How to think about Treasury terms
- Treasury bills are generally best for short-term cash and planned near-term needs.
- Treasury notes are often used for medium-term fixed income and portfolio balance.
- Treasury bonds are longer-term instruments and tend to carry more interest rate sensitivity.
What the table fields mean
- Yield: annualized return indicator for the security shown.
- Days: approximate days until maturity.
- Price per 100: market-style pricing reference for the security.
- Bid-to-Cover: auction demand indicator when available.
Why Treasury rates matter
Treasury rates are more than just numbers on a chart. They influence how investors compare safety, liquidity, income, and time horizon across different cash and bond options.
For short-term cash planning, live Treasury bill yields help you decide whether it may make sense to lock money in for a defined period.
For broader fixed-income decisions, Treasury notes and bonds help show what the market is offering across longer maturities.
Treasury rates FAQ
Does this page use live Treasury data?
Yes.

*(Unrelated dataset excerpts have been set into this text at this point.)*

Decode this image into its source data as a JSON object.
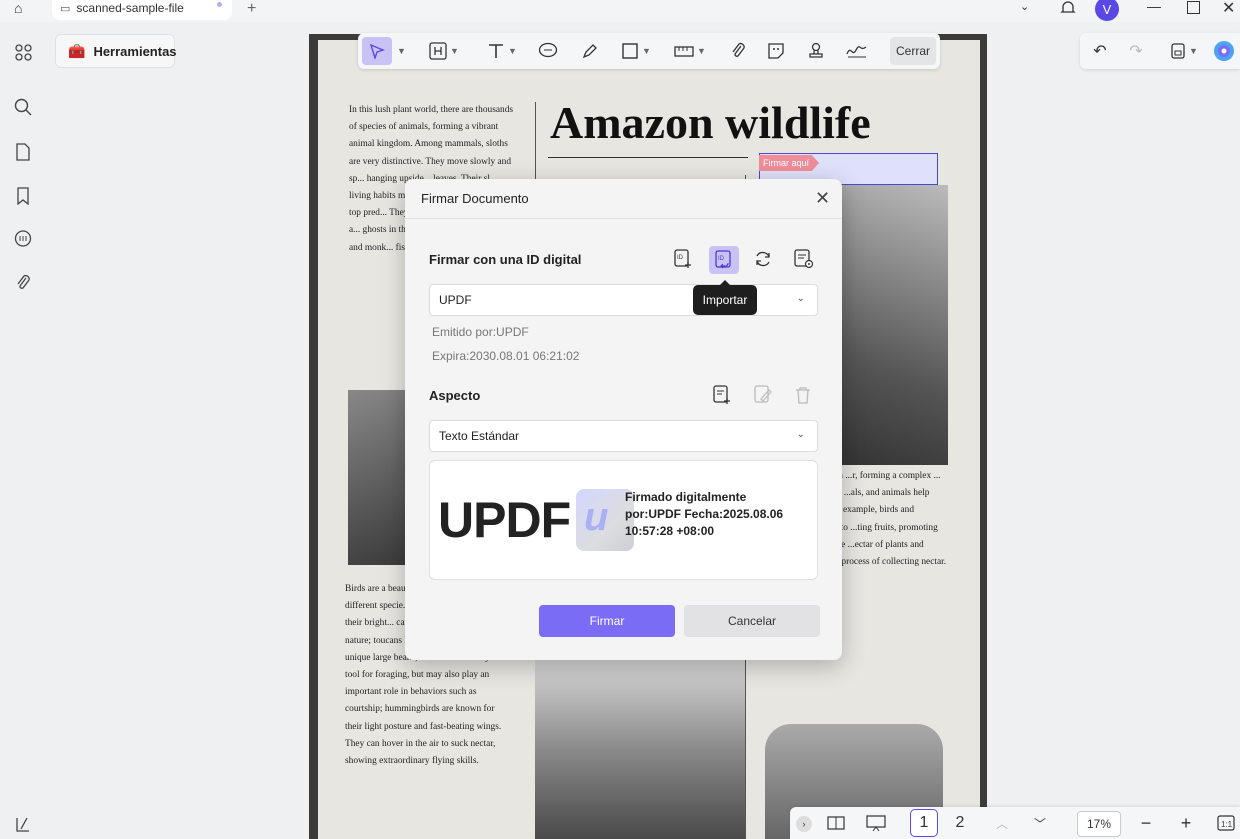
{
  "app": {
    "tab_title": "scanned-sample-file",
    "new_tab": "+",
    "avatar_initial": "V",
    "accent": "#5a48e6"
  },
  "left_rail": {
    "icons": [
      "apps-grid-icon",
      "search-icon",
      "pages-icon",
      "bookmark-icon",
      "comment-icon",
      "attachment-icon"
    ],
    "bottom_icon": "layers-icon"
  },
  "tools_button": {
    "label": "Herramientas"
  },
  "toolbar": {
    "close_label": "Cerrar",
    "tools": [
      "select",
      "text-box",
      "text",
      "comment",
      "highlighter",
      "shape",
      "measure",
      "attachment",
      "sticker",
      "stamp",
      "signature"
    ]
  },
  "document": {
    "headline": "Amazon wildlife",
    "sign_field_tag": "Firmar aquí",
    "col1": "In this lush plant world, there are thousands of species of animals, forming a vibrant animal kingdom. Among mammals, sloths are very distinctive. They move slowly and sp... hanging upside... leaves. Their sl... living habits m... representatives... are the top pred... They are cover... markings and a... ghosts in the ju... jaguars can not... deer and monk... fish, turtles and... water.",
    "col1b": "Birds are a beau... rainforest. Ther... different specie... through the fore... and their bright... carefully painted painting by nature; toucans have exaggerated and unique large beaks, which are not only a tool for foraging, but may also play an important role in behaviors such as courtship; hummingbirds are known for their light posture and fast-beating wings. They can hover in the air to suck nectar, showing extraordinary flying skills.",
    "col3": "...nts in the Amazon ...r, forming a complex ... Plants provide food ...als, and animals help ...and control the ... example, birds and ...undigested seeds to ...ting fruits, promoting ...plants; while some ...ectar of plants and ...pollination in the process of collecting nectar."
  },
  "dialog": {
    "title": "Firmar Documento",
    "section_id": "Firmar con una ID digital",
    "id_select": "UPDF",
    "tooltip": "Importar",
    "issued_by": "Emitido por:UPDF",
    "expires": "Expira:2030.08.01 06:21:02",
    "section_aspect": "Aspecto",
    "aspect_select": "Texto Estándar",
    "preview": {
      "big_text": "UPDF",
      "details": "Firmado digitalmente por:UPDF Fecha:2025.08.06 10:57:28 +08:00"
    },
    "sign_button": "Firmar",
    "cancel_button": "Cancelar"
  },
  "bottom_bar": {
    "pages": [
      "1",
      "2"
    ],
    "current_page": "1",
    "zoom": "17%",
    "zoom_out": "−",
    "zoom_in": "+"
  }
}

The page loads Treasury rate data from your Treasury data source and displays the currently available securities in the selected range.
Is the highest yield automatically the best choice?
No. The best Treasury depends on your time horizon, liquidity needs, reinvestment plans, and how much interest rate risk you want to take.
What is the difference between a bill, note, and bond?
Bills are short term, notes are medium term, and bonds are long term. They serve different roles in cash and portfolio planning.
Why would someone use this page instead of just looking at one rate?
Because comparing multiple Treasury terms side by side helps you understand the full rate picture rather than making a decision based on one isolated maturity.